Rian: Do you have any other novels in the works? If so, what are they about?

Kathleen: Yes, I’m currently working on one now that’s to be published in April 2006. It’s about a character who wants to help everyone around her, but she’s the one most in need of rescuing.

Rian: What do you think of the chick lit genre in general? What  about the people that put it down?

Kathleen: I like chick lit. I think it’s the natural progression to the romance genre. Less focus on the more old-fashioned feminine desires, and more focused on the solo journey. It’s here to stay, because women are changing, both in good ways and bad. As for the criticisms of chick-lit, genre fiction of any kind will be criticized. I’ve been reading romance for as long as I could read, and I’ve been writing it for a few years as well, so I’ve heard all the complaints, but the average reader isn’t really interested in more literary fiction with beautiful prose. They want a good story they can relate to. There’s a place for literary fiction in the world, but it’ll never be commercially successful like the genres, because lit fiction is about the prose and genre is about the story. At least, that’s my $.02. Take it for what it’s worth.

Rian: How did you get started in writing fiction? Was it something you’d always wanted to do?
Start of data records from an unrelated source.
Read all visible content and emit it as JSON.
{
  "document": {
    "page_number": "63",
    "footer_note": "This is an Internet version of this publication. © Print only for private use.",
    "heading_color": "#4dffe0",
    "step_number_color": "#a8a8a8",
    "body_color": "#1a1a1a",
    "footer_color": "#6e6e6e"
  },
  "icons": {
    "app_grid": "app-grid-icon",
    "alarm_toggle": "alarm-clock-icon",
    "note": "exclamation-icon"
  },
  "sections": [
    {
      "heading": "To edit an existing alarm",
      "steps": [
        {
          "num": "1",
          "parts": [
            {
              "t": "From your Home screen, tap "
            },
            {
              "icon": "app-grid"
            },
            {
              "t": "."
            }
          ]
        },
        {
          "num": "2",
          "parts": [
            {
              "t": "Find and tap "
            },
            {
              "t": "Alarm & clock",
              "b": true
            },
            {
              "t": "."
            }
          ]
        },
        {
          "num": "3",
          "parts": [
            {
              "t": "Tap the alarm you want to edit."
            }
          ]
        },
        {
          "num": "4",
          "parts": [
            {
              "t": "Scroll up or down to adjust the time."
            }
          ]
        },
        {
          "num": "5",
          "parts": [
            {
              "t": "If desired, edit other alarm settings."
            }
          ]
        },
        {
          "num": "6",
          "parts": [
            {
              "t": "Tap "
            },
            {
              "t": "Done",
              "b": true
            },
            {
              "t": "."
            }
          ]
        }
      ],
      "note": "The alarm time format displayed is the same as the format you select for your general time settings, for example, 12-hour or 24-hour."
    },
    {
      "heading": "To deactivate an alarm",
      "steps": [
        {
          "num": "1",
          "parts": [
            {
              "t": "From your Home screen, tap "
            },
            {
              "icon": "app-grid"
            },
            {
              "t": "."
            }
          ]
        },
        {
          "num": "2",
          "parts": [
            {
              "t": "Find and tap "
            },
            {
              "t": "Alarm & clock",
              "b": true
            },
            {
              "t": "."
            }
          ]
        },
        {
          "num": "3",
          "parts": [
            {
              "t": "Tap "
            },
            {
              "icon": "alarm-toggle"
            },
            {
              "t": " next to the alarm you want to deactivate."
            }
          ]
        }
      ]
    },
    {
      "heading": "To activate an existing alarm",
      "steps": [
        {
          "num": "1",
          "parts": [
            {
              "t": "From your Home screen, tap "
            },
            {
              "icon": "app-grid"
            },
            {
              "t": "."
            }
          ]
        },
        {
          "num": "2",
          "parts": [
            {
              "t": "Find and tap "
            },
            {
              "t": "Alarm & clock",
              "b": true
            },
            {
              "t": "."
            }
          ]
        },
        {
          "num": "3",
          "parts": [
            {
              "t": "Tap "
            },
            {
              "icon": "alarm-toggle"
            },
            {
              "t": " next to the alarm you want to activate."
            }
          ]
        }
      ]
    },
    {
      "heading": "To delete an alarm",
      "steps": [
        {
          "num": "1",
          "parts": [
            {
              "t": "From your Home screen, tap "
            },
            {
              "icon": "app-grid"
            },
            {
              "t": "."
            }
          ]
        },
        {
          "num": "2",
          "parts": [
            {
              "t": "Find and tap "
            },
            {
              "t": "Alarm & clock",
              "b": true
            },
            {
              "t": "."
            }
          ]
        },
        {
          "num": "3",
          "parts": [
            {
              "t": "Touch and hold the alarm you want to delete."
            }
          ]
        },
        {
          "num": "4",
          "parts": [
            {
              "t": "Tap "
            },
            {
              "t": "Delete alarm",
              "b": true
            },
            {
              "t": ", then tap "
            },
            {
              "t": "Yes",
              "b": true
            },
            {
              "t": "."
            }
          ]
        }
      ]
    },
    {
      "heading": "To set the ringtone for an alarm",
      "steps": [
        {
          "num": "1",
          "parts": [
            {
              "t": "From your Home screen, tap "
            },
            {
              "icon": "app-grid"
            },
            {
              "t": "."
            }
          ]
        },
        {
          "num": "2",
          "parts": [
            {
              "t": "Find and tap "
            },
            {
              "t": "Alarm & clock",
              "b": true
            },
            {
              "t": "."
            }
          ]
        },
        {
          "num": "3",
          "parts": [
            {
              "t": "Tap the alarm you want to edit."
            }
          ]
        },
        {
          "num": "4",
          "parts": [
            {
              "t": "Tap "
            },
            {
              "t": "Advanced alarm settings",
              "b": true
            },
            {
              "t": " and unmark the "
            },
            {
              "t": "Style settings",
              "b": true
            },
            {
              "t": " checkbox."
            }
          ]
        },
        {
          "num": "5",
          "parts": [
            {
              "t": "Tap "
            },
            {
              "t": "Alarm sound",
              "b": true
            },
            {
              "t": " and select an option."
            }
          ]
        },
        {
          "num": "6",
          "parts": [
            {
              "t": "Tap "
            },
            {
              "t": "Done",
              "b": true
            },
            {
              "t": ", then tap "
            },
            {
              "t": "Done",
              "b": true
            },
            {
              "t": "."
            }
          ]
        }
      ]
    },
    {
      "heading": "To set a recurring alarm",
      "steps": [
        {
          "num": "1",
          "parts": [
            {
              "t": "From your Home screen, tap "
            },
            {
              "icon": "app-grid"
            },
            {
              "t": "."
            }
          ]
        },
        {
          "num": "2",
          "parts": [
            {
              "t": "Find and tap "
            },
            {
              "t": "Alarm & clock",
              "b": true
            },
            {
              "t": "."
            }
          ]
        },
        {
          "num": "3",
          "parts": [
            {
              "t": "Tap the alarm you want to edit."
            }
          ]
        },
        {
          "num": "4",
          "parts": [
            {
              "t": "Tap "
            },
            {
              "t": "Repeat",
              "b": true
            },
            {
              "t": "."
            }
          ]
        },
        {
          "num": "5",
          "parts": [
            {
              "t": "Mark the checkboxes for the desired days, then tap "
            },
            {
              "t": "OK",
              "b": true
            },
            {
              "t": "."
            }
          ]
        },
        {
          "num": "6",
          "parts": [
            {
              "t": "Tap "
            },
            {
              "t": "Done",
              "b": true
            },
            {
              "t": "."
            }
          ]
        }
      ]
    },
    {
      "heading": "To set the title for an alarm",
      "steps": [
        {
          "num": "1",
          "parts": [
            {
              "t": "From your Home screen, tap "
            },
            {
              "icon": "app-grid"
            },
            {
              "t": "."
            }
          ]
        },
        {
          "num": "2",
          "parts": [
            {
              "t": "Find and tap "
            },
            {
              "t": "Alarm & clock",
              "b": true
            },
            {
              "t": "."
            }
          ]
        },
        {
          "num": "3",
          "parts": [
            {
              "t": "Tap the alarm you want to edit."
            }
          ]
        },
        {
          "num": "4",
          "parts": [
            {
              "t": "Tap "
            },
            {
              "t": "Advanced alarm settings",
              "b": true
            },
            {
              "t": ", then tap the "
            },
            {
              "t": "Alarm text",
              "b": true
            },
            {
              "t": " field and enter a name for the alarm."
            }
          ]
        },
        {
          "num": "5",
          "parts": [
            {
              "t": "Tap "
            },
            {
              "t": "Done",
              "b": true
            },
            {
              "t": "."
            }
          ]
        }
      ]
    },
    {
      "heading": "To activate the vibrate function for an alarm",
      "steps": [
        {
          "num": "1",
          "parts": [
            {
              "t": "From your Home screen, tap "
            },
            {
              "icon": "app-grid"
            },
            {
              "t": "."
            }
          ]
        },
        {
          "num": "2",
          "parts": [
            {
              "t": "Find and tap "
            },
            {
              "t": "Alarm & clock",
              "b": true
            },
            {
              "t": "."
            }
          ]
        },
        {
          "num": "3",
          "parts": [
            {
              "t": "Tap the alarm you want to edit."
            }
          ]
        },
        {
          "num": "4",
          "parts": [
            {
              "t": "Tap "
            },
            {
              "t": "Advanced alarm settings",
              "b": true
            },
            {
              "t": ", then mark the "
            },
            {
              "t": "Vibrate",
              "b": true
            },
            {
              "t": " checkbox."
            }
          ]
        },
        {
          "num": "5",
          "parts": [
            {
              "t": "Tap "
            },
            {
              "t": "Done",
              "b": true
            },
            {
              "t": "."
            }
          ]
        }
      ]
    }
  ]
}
Kathleen: Uh, no. But my friends always told me I’d be a writer, but I didn’t want to be a writer because writers are not rich, and I wanted to be rich. However, these opportunities kept popping up in my life, both in non-fiction and then finally in fiction. I realized I couldn’t fight my destiny, and to this day, my friend’s all say, “Told you so.”

Rian: Describe your writing routine. Do you have to write at a certain time of day or in a certain place?

Kathleen: I write while my kids are at school, from about 9am to 3pm. We have a basement, loosely termed, “the dungeon” because it’s got these old stone walls. I have a desk and chair and computer down there. It’s very effective. However, Spider Solitaire is bad. Very, very bad.

Rian: Was it difficult getting your book published? What was it like being published by Downtown Press?

Kathleen: In some ways, yes. As you might guess, it’s a book that some people have a lot of problems with because the heroine has sold her soul to the devil in order to be thin and rich. (But we’ve all thought about it in the darkest dregs of our soul — unless you’re thin and rich, of course). I changed agents because I believed so strongly in this book. That said, only one editor ever saw it, and she bought it on exclusive. As for Downtown Press, they’re a great house. They push the envelope and like variety in their titles. It’s a good home for me.

Rian: What advice would you give a potential paranormal chick lit writer, if any?

Kathleen: When you finish one book, immediately start the next one. Practice won’t make perfect, but it will make better.